IV. Information About Event(s) Leading to Request For Deregistration
22. (a) List the expenses incurred in connection with the Merger or Liquidation:
(i) Legal expenses:
(ii) Accounting expenses:
(iii) Other expenses (list and identify separately):
(iv) Total expenses (sum of lines (i) - (iii) above):
(b) How were those expenses allocated?
(c) Who paid those expenses?
(d) How did the fund pay for unamortized expenses (if any)?

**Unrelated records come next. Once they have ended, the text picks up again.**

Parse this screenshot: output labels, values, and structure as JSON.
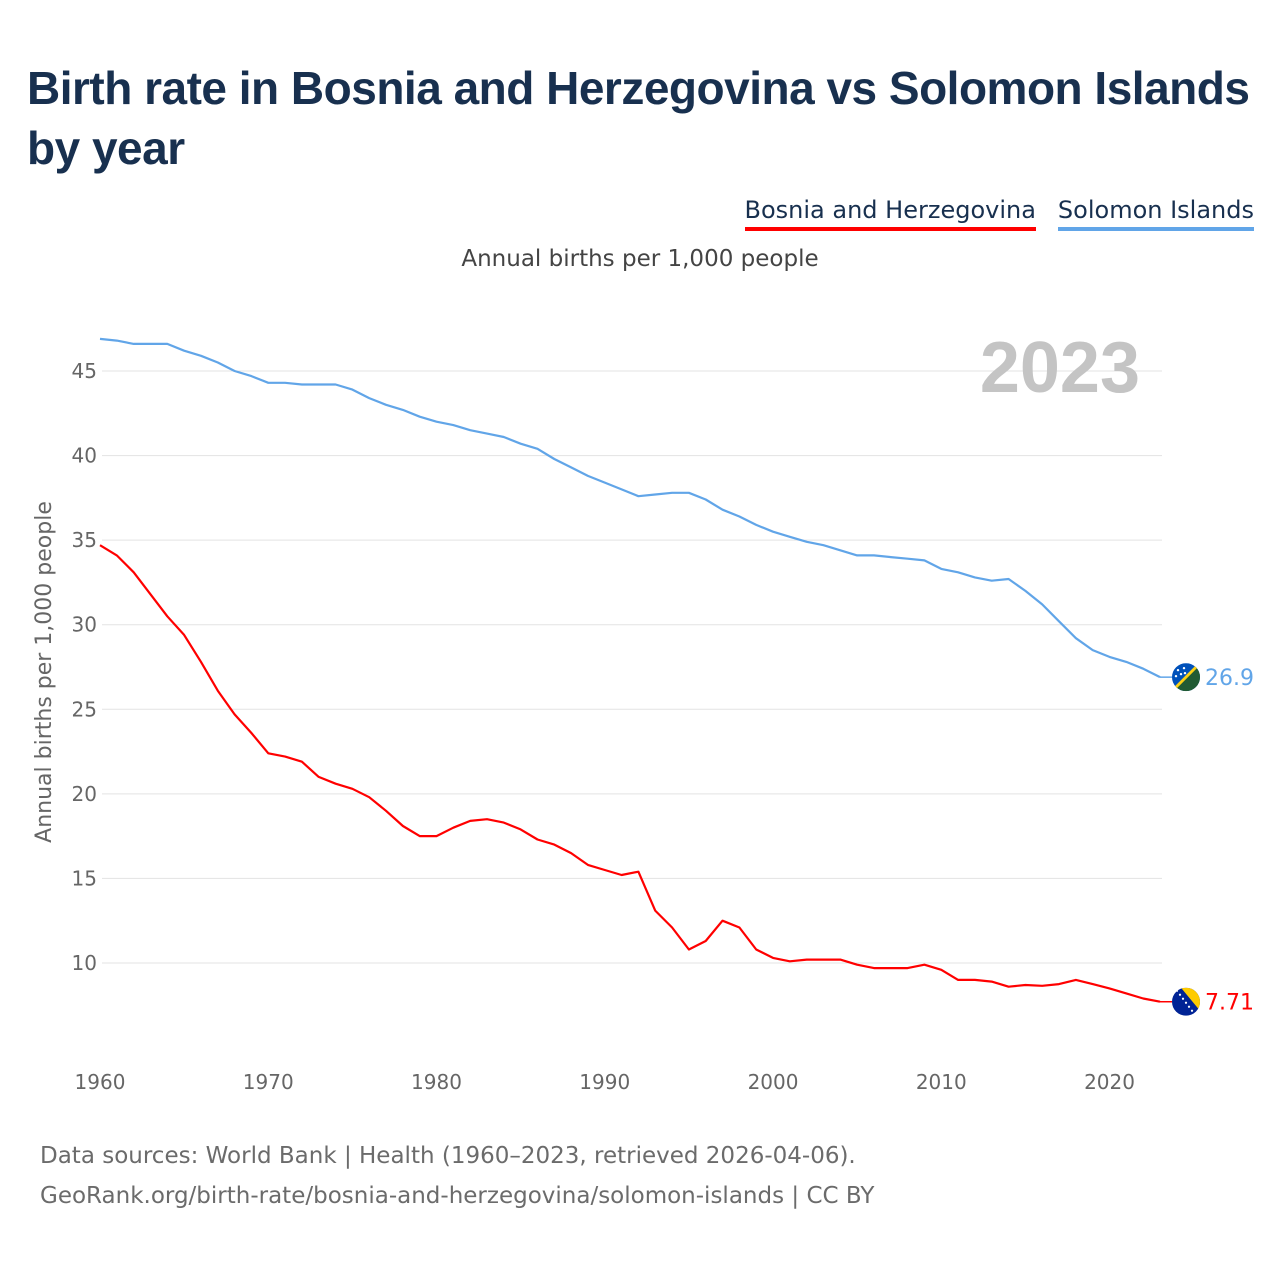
{
  "title": "Birth rate in Bosnia and Herzegovina vs Solomon Islands by year",
  "legend": [
    {
      "label": "Bosnia and Herzegovina",
      "color": "#ff0000"
    },
    {
      "label": "Solomon Islands",
      "color": "#61a5e8"
    }
  ],
  "subtitle": "Annual births per 1,000 people",
  "footer": {
    "line1": "Data sources: World Bank | Health (1960–2023, retrieved 2026-04-06).",
    "line2": "GeoRank.org/birth-rate/bosnia-and-herzegovina/solomon-islands | CC BY"
  },
  "chart_data": {
    "type": "line",
    "title": "Birth rate in Bosnia and Herzegovina vs Solomon Islands by year",
    "xlabel": "",
    "ylabel": "Annual births per 1,000 people",
    "year_label": "2023",
    "xlim": [
      1960,
      2023
    ],
    "ylim": [
      5,
      48
    ],
    "x_ticks": [
      1960,
      1970,
      1980,
      1990,
      2000,
      2010,
      2020
    ],
    "y_ticks": [
      10,
      15,
      20,
      25,
      30,
      35,
      40,
      45
    ],
    "grid": true,
    "x": [
      1960,
      1961,
      1962,
      1963,
      1964,
      1965,
      1966,
      1967,
      1968,
      1969,
      1970,
      1971,
      1972,
      1973,
      1974,
      1975,
      1976,
      1977,
      1978,
      1979,
      1980,
      1981,
      1982,
      1983,
      1984,
      1985,
      1986,
      1987,
      1988,
      1989,
      1990,
      1991,
      1992,
      1993,
      1994,
      1995,
      1996,
      1997,
      1998,
      1999,
      2000,
      2001,
      2002,
      2003,
      2004,
      2005,
      2006,
      2007,
      2008,
      2009,
      2010,
      2011,
      2012,
      2013,
      2014,
      2015,
      2016,
      2017,
      2018,
      2019,
      2020,
      2021,
      2022,
      2023
    ],
    "series": [
      {
        "name": "Bosnia and Herzegovina",
        "color": "#ff0000",
        "end_label": "7.71",
        "flag": "bosnia-flag",
        "values": [
          34.7,
          34.1,
          33.1,
          31.8,
          30.5,
          29.4,
          27.8,
          26.1,
          24.7,
          23.6,
          22.4,
          22.2,
          21.9,
          21.0,
          20.6,
          20.3,
          19.8,
          19.0,
          18.1,
          17.5,
          17.5,
          18.0,
          18.4,
          18.5,
          18.3,
          17.9,
          17.3,
          17.0,
          16.5,
          15.8,
          15.5,
          15.2,
          15.4,
          13.1,
          12.1,
          10.8,
          11.3,
          12.5,
          12.1,
          10.8,
          10.3,
          10.1,
          10.2,
          10.2,
          10.2,
          9.9,
          9.7,
          9.7,
          9.7,
          9.9,
          9.6,
          9.0,
          9.0,
          8.9,
          8.6,
          8.7,
          8.65,
          8.75,
          9.0,
          8.75,
          8.5,
          8.2,
          7.9,
          7.71
        ]
      },
      {
        "name": "Solomon Islands",
        "color": "#61a5e8",
        "end_label": "26.9",
        "flag": "solomon-islands-flag",
        "values": [
          46.9,
          46.8,
          46.6,
          46.6,
          46.6,
          46.2,
          45.9,
          45.5,
          45.0,
          44.7,
          44.3,
          44.3,
          44.2,
          44.2,
          44.2,
          43.9,
          43.4,
          43.0,
          42.7,
          42.3,
          42.0,
          41.8,
          41.5,
          41.3,
          41.1,
          40.7,
          40.4,
          39.8,
          39.3,
          38.8,
          38.4,
          38.0,
          37.6,
          37.7,
          37.8,
          37.8,
          37.4,
          36.8,
          36.4,
          35.9,
          35.5,
          35.2,
          34.9,
          34.7,
          34.4,
          34.1,
          34.1,
          34.0,
          33.9,
          33.8,
          33.3,
          33.1,
          32.8,
          32.6,
          32.7,
          32.0,
          31.2,
          30.2,
          29.2,
          28.5,
          28.1,
          27.8,
          27.4,
          26.9
        ]
      }
    ]
  }
}
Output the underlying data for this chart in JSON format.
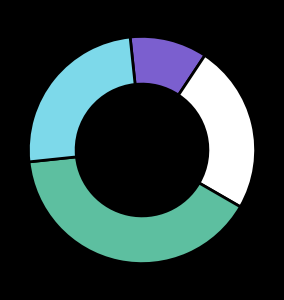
{
  "segments": [
    {
      "label": "purple",
      "value": 11,
      "color": "#7b5fcf"
    },
    {
      "label": "white",
      "value": 24,
      "color": "#ffffff"
    },
    {
      "label": "teal",
      "value": 40,
      "color": "#5dbfa0"
    },
    {
      "label": "cyan",
      "value": 25,
      "color": "#7dd9ea"
    }
  ],
  "background_color": "#000000",
  "donut_width": 0.42,
  "startangle": 96,
  "figsize": [
    2.84,
    3.0
  ],
  "dpi": 100
}
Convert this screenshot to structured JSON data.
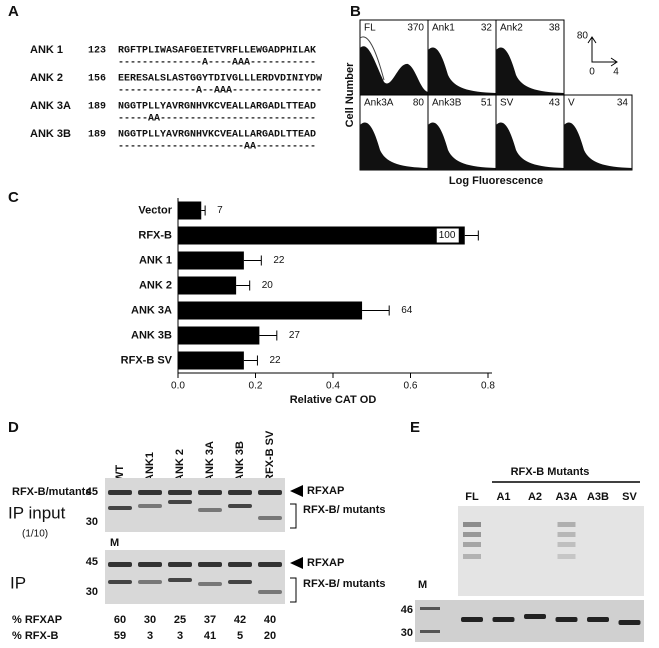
{
  "panel_labels": [
    "A",
    "B",
    "C",
    "D",
    "E"
  ],
  "panel_a": {
    "rows": [
      {
        "name": "ANK 1",
        "start": 123,
        "sequence": "RGFTPLIWASAFGEIETVRFLLEWGADPHILAK",
        "mutations": "--------------A----AAA-----------"
      },
      {
        "name": "ANK 2",
        "start": 156,
        "sequence": "EERESALSLASTGGYTDIVGLLLERDVDINIYDW",
        "mutations": "-------------A--AAA---------------"
      },
      {
        "name": "ANK 3A",
        "start": 189,
        "sequence": "NGGTPLLYAVRGNHVKCVEALLARGADLTTEAD",
        "mutations": "-----AA--------------------------"
      },
      {
        "name": "ANK 3B",
        "start": 189,
        "sequence": "NGGTPLLYAVRGNHVKCVEALLARGADLTTEAD",
        "mutations": "---------------------AA----------"
      }
    ]
  },
  "panel_b": {
    "y_label": "Cell Number",
    "x_label": "Log Fluorescence",
    "scale_y": 80,
    "scale_x_start": 0,
    "scale_x_end": 4,
    "histograms": [
      {
        "name": "FL",
        "count": 370
      },
      {
        "name": "Ank1",
        "count": 32
      },
      {
        "name": "Ank2",
        "count": 38
      },
      {
        "name": "Ank3A",
        "count": 80
      },
      {
        "name": "Ank3B",
        "count": 51
      },
      {
        "name": "SV",
        "count": 43
      },
      {
        "name": "V",
        "count": 34
      }
    ]
  },
  "chart_data": {
    "type": "bar",
    "orientation": "horizontal",
    "x_label": "Relative CAT OD",
    "categories": [
      "Vector",
      "RFX-B",
      "ANK 1",
      "ANK 2",
      "ANK 3A",
      "ANK 3B",
      "RFX-B SV"
    ],
    "values": [
      0.06,
      0.74,
      0.17,
      0.15,
      0.475,
      0.21,
      0.17
    ],
    "errors": [
      0.01,
      0.035,
      0.045,
      0.035,
      0.07,
      0.045,
      0.035
    ],
    "relative_percent": [
      7,
      100,
      22,
      20,
      64,
      27,
      22
    ],
    "color": "#000000",
    "xlim": [
      0,
      0.8
    ],
    "xticks": [
      {
        "value": 0,
        "label": "0.0"
      },
      0.2,
      0.4,
      0.6,
      0.8
    ]
  },
  "panel_d": {
    "construct_label": "RFX-B/mutants",
    "lanes": [
      "WT",
      "ANK1",
      "ANK 2",
      "ANK 3A",
      "ANK 3B",
      "RFX-B SV"
    ],
    "input_label": "IP input",
    "input_fraction": "(1/10)",
    "ip_label": "IP",
    "marker": "M",
    "mw": [
      45,
      30
    ],
    "band_rfxap": "RFXAP",
    "band_rfxb": "RFX-B/ mutants",
    "quant": [
      {
        "label": "% RFXAP",
        "values": [
          60,
          30,
          25,
          37,
          42,
          40
        ]
      },
      {
        "label": "% RFX-B",
        "values": [
          59,
          3,
          3,
          41,
          5,
          20
        ]
      }
    ]
  },
  "panel_e": {
    "group_label": "RFX-B Mutants",
    "lanes": [
      "FL",
      "A1",
      "A2",
      "A3A",
      "A3B",
      "SV"
    ],
    "marker": "M",
    "mw": [
      46,
      30
    ]
  }
}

23. Has the fund previously filed an application for an order of the Commission regarding the Merger or Liquidation?
o Yes o No
If Yes, cite the release number of the Commission’s notice and order or, if no notice or order has been issued, the file number and date the application was filed:
V. Conclusion of Fund Business
24. Is the fund a party to any litigation or administrative proceeding?
o Yes ý No
If Yes, describe the nature of any litigation or proceeding and the position taken by the fund in that litigation:
25. Is the fund now engaged, or intending to engage, in any business activities other than those necessary for winding up its affairs?
ý Yes o No
If Yes, describe the nature and extent of those activities: The Fund will continue to operate in reliance on Section 3(c)(7) of the Investment Company Act of 1940, as amended (the "1940 Act"), as it has only three shareholders, each of whom is a "qualified purchaser" as defined in Section 2(a)(51) of the 1940 Act or a "knowledgeable employee" with respect to the Fund as defined in Rule 3c-5 under the 1940 Act and the Fund is no longer making any public offering of its securities and does not propose to make a public offering of its securities in the future. The Fund has notified its shareholders that, after receiving the deregistration order, certain legal protections that are afforded to shareholders of an investment company registered under the 1940 Act will no longer apply.
VI. Mergers Only
26. (a) State the name of the fund surviving the Merger:
(b) State the Investment Company Act file number of the fund surviving the Merger:
(c) If the merger or reorganization agreement has been filed with the Commission, state the file number(s), form type used and date the agreement was filed:
(d) If the merger or reorganization agreement has not been filed with the Commission, provide a copy of the agreement as an exhibit to this form.
VERIFICATION
The undersigned states that (i) he has executed this amended Form N-8F application for an order under Section 8(f) of the Investment Company Act of 1940, as amended, on behalf of Ramius Archview Credit and Distressed Fund, (ii) he is the Secretary of Ramius Archview Credit and Distressed Fund and (iii) all actions by shareholders, trustees, and any other body necessary to authorize the undersigned to execute and file this amended Form N-8F application have been taken. The undersigned also states that the facts set forth in this amended Form N-8F application are true to the best of his knowledge, information, and belief.